Belgium no longer uses palm oil as biofuel

The use of palm oil as a biofuel in the Belgian transport sector has dropped to zero, said Environment minister Zakia Khattabi on Wednesday, based on an initial analysis of biofuel registrations in 2023.

A phase-out for the use of palm oil came into effect on 1 January this year. This means fuel suppliers can no longer meet their renewable energy targets in transport with palm oil.

The use of palm oil to make biodiesel for the Belgian market increased rapidly in recent years, Khattabi said, especially for diesel vehicles and trucks. "Belgian palm oil consumption for diesel required palm oil plantations of more than 100,000 football fields in size," she said. "These came at the expense of vulnerable ecosystems. Belgium is now finally reducing the pressure on rainforests."

"Belgium is now finally reducing the pressure on rainforests"

A phase-out for the use of soyabean oil will also come into effect on 1 July. "The only exceptions - which the European Commission asked Belgium to allow - are oils based on waste materials or with a certification showing they have not been grown at the expense of nature. I asked my administration to closely monitor compliance with that requirement," Khattabi added.
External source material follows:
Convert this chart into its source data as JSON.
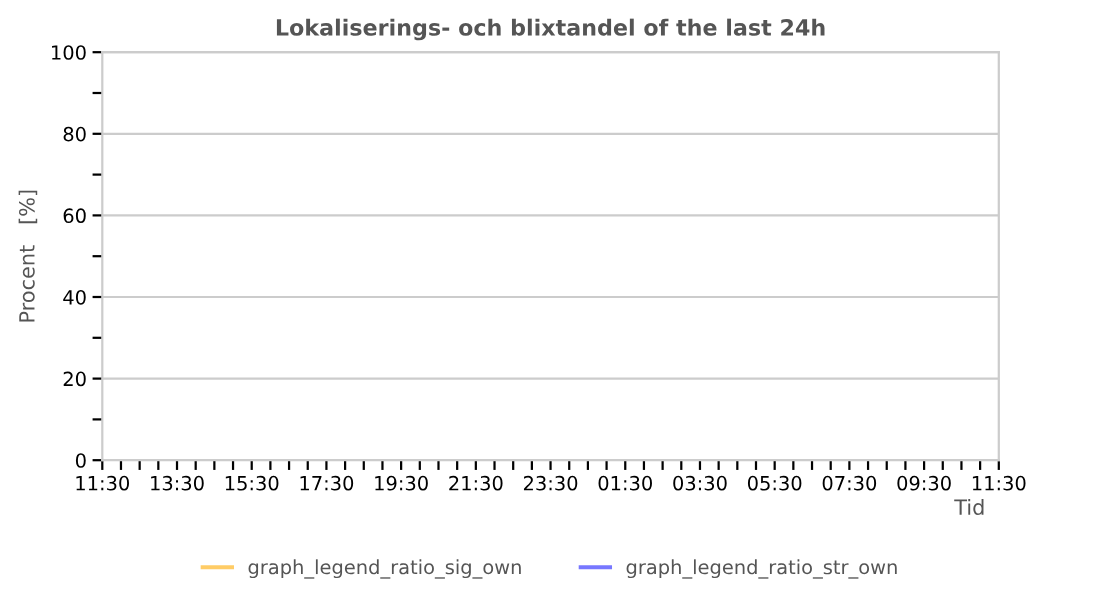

That planned phase-out is necessary, she said. "In the first months of 2023, 44 million litres of soyabean oil was still used in Belgium to make diesel. That will come to an end next month."

Khattabi is also working on initiatives to reduce the use of unsustainable palm and soyabean oil in the food sector. The use of first-generation biofuels in the transport sector will also be scaled back.